The vast majority of studies show that caffeic acid is not only safe, but beneficial. A study from PNAS shows that caffeic acid can reduce levels of an inflammatory substance known as NF kappa B (NFkB) (PNAS, 1996) both in vitro (in cell culture) and in vivo (in the human body). Plant studies have also demonstrated caffeic acid to be a superior antioxidant, preventing 95% of oxidation-induced fungus formation (US ARS). Even the rather alarmist Environmental Working Group (EWG) ranks the risk level for caffeic acid as a 3/10, compared to ferulic acid’s 2/10. The reason for the difference? One study subjected rats to high doses of antioxidants, including the common skin care ingredient beta hydroxy acid (BHA) and caffeic acid (Carcinogenesis, 1997), and found that regular oral consumption of the antioxidants increased rats’ susceptibility to intestinal tumor development. Yet, this research does not apply to humans, as more recent studies suggest that bacteria exclusive to rats cause for rats to metabolize caffeic acid differently than humans do (Journal of Nutrition, 2003). This explains why rats can’t ingest high doses, but humans theoretically could. As such, with a strong safety profile and excellent antioxidant activity, I decided to definitely include caffeic acid in our FutureDerm Vitamin CE Caffeic Serum!
- Caffeic acid has been shown to have greater antioxidant capacity than ferulic acid.
- Unlike ferulic acid, caffeic acid is not able to stabilize vitamin C, which is probably why most companies choose to use ferulic acid instead.
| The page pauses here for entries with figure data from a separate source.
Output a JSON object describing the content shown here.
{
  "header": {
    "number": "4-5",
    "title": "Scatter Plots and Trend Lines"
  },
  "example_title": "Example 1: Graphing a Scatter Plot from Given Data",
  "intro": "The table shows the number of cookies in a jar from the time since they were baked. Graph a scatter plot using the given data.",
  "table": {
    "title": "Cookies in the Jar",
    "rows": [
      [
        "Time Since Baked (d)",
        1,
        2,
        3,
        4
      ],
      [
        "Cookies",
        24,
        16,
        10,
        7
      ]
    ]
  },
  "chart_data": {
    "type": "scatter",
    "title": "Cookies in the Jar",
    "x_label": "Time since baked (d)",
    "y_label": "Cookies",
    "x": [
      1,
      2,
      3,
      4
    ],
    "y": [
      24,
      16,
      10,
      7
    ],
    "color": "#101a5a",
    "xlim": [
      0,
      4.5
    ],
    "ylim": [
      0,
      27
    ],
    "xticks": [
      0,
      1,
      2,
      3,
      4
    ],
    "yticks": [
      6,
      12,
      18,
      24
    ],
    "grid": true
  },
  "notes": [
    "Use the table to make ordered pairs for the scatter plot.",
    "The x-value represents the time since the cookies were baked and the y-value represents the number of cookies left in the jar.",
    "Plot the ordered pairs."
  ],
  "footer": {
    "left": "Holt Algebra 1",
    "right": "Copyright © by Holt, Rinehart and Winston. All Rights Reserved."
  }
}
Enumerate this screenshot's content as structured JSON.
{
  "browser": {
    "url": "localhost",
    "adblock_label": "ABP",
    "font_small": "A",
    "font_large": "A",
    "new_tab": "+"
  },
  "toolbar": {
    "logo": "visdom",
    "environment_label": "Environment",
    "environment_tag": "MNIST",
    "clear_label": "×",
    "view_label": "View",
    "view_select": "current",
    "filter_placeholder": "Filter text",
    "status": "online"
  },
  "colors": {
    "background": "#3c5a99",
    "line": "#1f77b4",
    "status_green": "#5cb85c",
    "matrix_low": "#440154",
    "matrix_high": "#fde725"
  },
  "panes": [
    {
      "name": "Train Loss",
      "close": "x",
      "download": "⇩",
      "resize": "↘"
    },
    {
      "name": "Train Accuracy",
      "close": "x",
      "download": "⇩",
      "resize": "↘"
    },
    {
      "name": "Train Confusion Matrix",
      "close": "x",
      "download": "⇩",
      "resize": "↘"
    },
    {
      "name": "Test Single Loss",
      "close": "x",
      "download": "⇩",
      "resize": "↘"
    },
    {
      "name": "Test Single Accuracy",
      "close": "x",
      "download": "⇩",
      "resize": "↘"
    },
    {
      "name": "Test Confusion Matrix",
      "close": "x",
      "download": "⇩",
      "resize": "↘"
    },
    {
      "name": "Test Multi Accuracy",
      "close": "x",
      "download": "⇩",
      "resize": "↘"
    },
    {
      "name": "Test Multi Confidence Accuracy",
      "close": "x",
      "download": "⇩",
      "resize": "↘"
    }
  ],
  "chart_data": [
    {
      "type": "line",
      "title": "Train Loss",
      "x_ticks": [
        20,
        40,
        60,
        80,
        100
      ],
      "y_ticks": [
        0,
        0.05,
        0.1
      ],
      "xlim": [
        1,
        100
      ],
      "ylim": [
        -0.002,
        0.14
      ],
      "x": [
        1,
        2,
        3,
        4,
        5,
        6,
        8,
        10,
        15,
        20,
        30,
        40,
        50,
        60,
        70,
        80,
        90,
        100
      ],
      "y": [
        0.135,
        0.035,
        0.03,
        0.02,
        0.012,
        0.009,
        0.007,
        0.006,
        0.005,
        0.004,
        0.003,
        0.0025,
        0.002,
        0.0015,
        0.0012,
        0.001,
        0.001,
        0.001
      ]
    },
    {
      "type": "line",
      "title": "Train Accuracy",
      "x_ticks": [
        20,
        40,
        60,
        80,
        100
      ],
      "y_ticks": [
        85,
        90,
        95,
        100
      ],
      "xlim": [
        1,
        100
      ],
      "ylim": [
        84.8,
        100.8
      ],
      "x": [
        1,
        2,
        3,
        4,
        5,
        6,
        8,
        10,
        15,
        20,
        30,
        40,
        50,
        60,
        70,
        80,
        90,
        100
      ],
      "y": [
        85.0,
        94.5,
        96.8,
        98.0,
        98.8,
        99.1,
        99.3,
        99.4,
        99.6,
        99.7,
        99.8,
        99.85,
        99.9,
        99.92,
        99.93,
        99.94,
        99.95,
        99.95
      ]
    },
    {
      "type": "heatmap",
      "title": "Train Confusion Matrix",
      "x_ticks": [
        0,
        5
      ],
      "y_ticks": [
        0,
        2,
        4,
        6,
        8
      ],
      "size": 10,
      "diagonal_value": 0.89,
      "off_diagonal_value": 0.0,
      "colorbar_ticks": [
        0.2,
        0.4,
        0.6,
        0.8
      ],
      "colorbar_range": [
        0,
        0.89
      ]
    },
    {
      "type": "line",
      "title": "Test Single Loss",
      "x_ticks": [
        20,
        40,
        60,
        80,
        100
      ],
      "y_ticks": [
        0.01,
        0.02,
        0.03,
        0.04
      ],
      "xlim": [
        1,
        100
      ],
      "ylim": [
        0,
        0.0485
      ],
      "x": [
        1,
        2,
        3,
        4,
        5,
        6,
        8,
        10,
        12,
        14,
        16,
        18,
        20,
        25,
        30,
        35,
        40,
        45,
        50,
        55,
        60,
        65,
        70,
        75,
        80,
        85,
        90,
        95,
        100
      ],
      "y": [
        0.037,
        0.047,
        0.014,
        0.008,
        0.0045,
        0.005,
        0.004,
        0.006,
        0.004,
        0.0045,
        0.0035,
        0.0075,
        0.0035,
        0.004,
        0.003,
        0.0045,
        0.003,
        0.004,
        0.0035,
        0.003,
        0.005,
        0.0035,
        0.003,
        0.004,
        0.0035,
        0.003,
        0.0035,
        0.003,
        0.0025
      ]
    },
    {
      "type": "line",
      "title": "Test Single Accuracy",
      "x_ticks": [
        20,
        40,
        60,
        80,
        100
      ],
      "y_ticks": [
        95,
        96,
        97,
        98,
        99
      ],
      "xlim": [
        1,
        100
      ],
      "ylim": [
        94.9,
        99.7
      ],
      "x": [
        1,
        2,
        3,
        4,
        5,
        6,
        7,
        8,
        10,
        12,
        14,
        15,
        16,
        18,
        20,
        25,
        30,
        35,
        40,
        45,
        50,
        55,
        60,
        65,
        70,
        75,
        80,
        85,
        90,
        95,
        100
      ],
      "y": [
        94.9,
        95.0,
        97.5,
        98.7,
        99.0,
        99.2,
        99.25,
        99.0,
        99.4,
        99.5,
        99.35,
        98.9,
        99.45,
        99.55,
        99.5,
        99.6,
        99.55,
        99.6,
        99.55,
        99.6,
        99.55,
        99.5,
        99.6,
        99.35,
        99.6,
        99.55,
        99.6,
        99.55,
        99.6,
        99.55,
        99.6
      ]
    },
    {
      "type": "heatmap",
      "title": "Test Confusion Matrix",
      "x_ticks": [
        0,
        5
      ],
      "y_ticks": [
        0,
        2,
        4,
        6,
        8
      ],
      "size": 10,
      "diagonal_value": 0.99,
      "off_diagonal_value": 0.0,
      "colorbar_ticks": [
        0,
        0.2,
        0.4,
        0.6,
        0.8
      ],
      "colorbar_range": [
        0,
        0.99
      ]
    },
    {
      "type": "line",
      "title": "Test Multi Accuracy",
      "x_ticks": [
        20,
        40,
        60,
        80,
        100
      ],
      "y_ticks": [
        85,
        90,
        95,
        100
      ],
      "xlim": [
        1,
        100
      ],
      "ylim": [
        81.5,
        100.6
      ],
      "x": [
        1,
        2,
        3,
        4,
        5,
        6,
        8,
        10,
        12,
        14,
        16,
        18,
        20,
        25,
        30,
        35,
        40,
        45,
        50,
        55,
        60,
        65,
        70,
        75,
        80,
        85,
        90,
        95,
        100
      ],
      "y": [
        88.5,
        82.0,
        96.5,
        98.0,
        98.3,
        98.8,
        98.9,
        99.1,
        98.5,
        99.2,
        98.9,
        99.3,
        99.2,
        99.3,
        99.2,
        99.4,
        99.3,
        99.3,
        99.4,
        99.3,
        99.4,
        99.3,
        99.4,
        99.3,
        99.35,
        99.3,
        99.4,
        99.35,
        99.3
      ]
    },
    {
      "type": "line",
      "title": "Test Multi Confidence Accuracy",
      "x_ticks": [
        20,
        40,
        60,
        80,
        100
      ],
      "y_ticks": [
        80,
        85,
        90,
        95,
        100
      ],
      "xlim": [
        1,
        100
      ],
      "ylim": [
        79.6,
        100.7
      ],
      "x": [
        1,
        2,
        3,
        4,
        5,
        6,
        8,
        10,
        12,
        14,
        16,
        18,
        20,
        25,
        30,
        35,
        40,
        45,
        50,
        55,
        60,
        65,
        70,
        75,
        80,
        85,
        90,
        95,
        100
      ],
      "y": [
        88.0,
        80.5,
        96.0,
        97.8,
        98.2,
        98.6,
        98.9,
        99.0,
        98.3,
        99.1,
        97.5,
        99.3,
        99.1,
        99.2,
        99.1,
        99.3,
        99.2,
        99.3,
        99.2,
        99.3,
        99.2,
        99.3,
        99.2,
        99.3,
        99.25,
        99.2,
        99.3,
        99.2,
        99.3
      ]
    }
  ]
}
However, FutureDerm Vitamin CE Caffeic Serum contains already-stabilized, microencapsulated L-ascorbic acid. So we included caffeic acid as a potent antioxidant – not as a stabilizer!
- Caffeic acid is safe for human use, with no ill-effects of caffeic acid reported in humans. Instead, caffeic acid has been shown in in vitro and in vivo studies to have great antioxidant, anti-inflammatory, and anticarcinogenic potential.